My only gripe is mold lines. Most are small, but they are prevalent (one even goes across a hero’s face–yuk). I took the time to go through and take care of them, which by far took the bulk of my prep time for these models. The actual gluing, however, goes fast and easy, with no ‘fiddly’ parts.
Pretty much my experience too, although I had some horrible mold lines and I’m going to need to spend some time with some boiling water soon.
I do wish the counters were better centered, though. Mine are quite offset.
Put the whole lot together in about 40 minutes without the plans. Great minis and a great game.
My copy of SDE showed up this weekend. I have to agree with most of the reasonable posts out there. This game is amazing. The quality of the plastics is great, assembly was very easy, and each piece is uniquely keyed so even without the instructions it was not hard to put them together. Remember the pre-school game where you put the wooden blocks into the appropriate whole, if you STILL struggle at getting all the blocks to fit you may want to steer away from this game it might not be developmentally appropriate for you.

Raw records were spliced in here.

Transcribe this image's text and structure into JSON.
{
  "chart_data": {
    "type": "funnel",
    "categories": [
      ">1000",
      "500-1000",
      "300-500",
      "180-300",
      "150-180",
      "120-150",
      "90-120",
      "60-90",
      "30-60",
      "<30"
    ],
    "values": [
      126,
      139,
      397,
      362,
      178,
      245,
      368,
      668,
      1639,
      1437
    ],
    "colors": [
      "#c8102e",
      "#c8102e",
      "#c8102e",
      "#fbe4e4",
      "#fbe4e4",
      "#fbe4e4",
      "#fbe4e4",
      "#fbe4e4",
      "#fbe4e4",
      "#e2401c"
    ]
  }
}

If you are a perfectionist like me and come from the miniature world and are going to go on to file, prime and paint your mini’s to display level quality, you will be happy to know that it was an easy task with a jewelers file to clean them up. That being said if you do not have a lot of miniature experience and are worried you don’t have the experience to clean them up rest assured if you are only armed with a bottle of super glue your assembled game pieces will still look better than almost any board game you have ever purchased. It is very noticeable that these game pieces did not come from the board game world; they came from the world of miniature games that is filled with high quality plastics, metals and resins.
Seeing the instruction sheet here actually makes me want it more. I enjoy putting together models, and it shows just how intricate and dynamic they are. I’m a miniatures guy, not a board-gamer, at heart so this appeals to me.